By now we've all heard that carbon dioxide is the main culprit behind global warming and that the burning of fossil fuels is the biggest contributing factor to the rise of CO2 in the atmosphere. Reducing our use of fossil fuels has been at the forefront of the fight to combat climate change. The symbols of the green movement—fuel efficient cars, wind turbines, CFL bulbs—are all methods of lowering our carbon footprint.
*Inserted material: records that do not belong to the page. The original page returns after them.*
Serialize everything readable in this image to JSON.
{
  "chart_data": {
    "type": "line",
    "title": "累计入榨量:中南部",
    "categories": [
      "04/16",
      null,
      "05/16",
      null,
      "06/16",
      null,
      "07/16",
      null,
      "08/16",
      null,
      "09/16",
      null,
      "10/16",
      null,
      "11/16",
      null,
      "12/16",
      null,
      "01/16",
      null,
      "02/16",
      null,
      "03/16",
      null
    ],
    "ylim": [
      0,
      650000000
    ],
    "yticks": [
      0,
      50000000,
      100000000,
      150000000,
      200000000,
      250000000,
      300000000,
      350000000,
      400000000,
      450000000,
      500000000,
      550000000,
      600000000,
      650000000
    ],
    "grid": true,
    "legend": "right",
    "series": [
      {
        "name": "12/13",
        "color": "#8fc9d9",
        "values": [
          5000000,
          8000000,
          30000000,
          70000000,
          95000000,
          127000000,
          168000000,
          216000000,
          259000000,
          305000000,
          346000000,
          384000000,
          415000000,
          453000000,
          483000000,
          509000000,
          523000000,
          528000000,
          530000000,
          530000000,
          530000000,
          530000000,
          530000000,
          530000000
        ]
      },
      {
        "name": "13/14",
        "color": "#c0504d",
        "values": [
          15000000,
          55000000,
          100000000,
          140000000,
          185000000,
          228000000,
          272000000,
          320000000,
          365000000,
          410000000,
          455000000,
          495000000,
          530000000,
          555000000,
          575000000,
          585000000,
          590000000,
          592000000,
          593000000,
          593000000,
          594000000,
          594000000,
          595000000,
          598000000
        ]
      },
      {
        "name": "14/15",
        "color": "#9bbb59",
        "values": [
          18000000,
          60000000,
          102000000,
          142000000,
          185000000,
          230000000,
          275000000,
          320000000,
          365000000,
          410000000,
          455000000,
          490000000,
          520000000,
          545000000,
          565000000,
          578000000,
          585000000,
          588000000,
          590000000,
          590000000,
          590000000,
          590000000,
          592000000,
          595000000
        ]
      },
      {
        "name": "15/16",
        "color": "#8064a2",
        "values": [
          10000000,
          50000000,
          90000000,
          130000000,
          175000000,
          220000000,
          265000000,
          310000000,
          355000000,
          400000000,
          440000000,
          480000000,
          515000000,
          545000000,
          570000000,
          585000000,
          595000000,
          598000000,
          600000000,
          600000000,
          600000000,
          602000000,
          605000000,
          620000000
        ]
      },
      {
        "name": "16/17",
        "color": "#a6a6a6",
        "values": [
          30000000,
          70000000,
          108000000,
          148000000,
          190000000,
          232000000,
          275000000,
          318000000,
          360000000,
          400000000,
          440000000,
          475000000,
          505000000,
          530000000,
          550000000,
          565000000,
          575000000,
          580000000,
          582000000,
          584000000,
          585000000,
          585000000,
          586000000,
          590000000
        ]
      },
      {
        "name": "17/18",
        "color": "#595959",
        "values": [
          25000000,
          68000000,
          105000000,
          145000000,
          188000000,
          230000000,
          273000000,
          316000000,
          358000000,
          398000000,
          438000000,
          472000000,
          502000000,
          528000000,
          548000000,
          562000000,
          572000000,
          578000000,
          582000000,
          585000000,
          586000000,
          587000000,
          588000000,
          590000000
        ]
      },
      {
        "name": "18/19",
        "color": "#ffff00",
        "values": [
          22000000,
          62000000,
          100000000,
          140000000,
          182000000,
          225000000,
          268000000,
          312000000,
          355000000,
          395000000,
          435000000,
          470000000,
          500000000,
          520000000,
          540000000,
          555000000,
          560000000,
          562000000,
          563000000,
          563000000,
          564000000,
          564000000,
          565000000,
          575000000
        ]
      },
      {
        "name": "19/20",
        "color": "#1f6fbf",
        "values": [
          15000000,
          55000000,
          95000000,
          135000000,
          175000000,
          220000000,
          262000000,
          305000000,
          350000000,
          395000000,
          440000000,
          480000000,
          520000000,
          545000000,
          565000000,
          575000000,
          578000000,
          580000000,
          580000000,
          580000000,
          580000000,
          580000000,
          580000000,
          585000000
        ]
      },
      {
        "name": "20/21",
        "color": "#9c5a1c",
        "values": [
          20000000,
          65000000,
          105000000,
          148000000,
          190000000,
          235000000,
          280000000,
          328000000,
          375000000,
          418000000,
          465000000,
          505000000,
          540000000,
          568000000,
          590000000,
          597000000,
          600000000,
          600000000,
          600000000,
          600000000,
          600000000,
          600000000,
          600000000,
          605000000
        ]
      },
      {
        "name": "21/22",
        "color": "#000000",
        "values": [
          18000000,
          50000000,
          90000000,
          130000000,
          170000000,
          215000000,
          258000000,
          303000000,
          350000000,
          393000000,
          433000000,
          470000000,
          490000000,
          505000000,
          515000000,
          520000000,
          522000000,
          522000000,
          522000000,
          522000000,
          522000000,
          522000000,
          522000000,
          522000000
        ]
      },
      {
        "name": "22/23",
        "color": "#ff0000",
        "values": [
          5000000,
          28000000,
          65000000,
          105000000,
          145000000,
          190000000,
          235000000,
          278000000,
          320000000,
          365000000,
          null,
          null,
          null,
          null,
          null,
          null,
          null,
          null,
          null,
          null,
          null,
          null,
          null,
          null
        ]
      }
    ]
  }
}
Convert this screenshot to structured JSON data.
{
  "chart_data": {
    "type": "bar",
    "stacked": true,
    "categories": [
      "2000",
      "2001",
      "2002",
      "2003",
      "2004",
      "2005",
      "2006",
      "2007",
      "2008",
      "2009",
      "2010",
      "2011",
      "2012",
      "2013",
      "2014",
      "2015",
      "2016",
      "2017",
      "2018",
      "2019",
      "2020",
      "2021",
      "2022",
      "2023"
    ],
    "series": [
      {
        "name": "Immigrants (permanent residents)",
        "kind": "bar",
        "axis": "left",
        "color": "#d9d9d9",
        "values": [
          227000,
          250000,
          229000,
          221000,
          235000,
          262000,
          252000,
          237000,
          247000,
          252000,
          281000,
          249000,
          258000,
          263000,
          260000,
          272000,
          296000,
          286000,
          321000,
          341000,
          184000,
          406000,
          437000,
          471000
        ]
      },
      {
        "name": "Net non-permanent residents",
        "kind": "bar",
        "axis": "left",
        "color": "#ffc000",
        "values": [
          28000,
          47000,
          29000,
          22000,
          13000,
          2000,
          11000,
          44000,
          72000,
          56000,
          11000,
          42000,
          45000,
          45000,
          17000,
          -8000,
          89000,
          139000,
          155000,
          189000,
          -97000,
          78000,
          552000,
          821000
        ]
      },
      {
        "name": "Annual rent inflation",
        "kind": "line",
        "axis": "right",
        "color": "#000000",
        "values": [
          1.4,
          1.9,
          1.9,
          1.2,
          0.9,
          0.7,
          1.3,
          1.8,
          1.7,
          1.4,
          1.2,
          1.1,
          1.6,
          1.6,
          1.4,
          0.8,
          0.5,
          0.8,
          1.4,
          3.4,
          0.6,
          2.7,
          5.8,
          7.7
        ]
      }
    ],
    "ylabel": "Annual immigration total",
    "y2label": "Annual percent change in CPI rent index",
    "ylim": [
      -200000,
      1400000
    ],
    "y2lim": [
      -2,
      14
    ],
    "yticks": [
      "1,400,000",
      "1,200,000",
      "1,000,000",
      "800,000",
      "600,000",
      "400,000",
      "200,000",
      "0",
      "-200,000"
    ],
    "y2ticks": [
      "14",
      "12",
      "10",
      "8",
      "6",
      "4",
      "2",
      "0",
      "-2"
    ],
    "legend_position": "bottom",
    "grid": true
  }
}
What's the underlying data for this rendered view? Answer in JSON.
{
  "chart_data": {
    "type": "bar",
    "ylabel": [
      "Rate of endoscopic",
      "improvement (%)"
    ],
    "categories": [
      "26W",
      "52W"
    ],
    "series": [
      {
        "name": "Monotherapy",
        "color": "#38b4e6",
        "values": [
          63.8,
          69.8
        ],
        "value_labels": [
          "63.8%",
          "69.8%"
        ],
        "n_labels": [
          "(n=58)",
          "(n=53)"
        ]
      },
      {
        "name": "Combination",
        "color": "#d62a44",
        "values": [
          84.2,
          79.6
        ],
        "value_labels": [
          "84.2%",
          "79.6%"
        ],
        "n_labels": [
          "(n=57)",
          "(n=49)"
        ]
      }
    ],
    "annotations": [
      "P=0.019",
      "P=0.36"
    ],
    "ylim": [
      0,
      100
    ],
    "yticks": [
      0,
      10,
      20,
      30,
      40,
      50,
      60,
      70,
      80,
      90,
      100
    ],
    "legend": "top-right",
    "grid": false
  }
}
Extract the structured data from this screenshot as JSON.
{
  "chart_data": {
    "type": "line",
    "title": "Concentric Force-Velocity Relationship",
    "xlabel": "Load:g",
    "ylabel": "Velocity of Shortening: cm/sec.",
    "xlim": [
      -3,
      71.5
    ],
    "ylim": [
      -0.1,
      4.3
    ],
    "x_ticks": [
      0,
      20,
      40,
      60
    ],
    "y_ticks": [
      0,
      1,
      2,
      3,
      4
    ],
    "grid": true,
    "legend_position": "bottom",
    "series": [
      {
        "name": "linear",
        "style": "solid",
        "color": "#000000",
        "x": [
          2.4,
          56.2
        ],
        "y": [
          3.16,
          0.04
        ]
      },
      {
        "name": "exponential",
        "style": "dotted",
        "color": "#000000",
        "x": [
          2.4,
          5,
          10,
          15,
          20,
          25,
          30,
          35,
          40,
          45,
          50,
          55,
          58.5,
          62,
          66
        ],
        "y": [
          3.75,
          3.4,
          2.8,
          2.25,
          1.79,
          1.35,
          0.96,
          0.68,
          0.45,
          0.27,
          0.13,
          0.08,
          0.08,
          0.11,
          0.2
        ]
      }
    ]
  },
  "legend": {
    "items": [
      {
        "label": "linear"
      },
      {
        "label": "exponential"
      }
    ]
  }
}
But some engineers in the UK have been looking at other approaches to the problem. A new report from the Institution of Mechanical Engineers, titled "Geo-engineering: Giving Us the Time to Act?" proposes three plausible technological approaches:
1. Artificial trees
Trees naturally absorb CO2 from the air through photosynthesis and sequester it. Now researchers are looking into the possibility of sequestering CO2 with machines that will do the same thing. Air will pass through the machine and the CO2 will stick to a sorbent material, which is then removed and buried underground.
2. Algae-coated buildings
Like trees, algae also sequesters CO2 through photosynthesis. According to the report, strips of algae can be fitted to the outside of buildings, turning the building into a giant carbon magnet. The algae can then be harvested for biofuel.
3. Reflective buildings
CO2 traps heat from the sun, warming the earth so reducing the amount of CO2 reduces the amount of trapped heat. But what if we could reduce the amount of heat coming in? The report suggests increasing the number of reflective surfaces on earth, starting with reflective rooftops, and bouncing solar radiation back out towards space.
The report's authors state that geo-engineering is not a silver-bullet that will put an end to global warming, but that these techniques can be an important tool in slowing climate change. The technologies proposed can be used in the short term to buy precious time while we figure out how to reduce our dependance on fossil fuel, and lower the amount of CO2 that we are pumping into the air.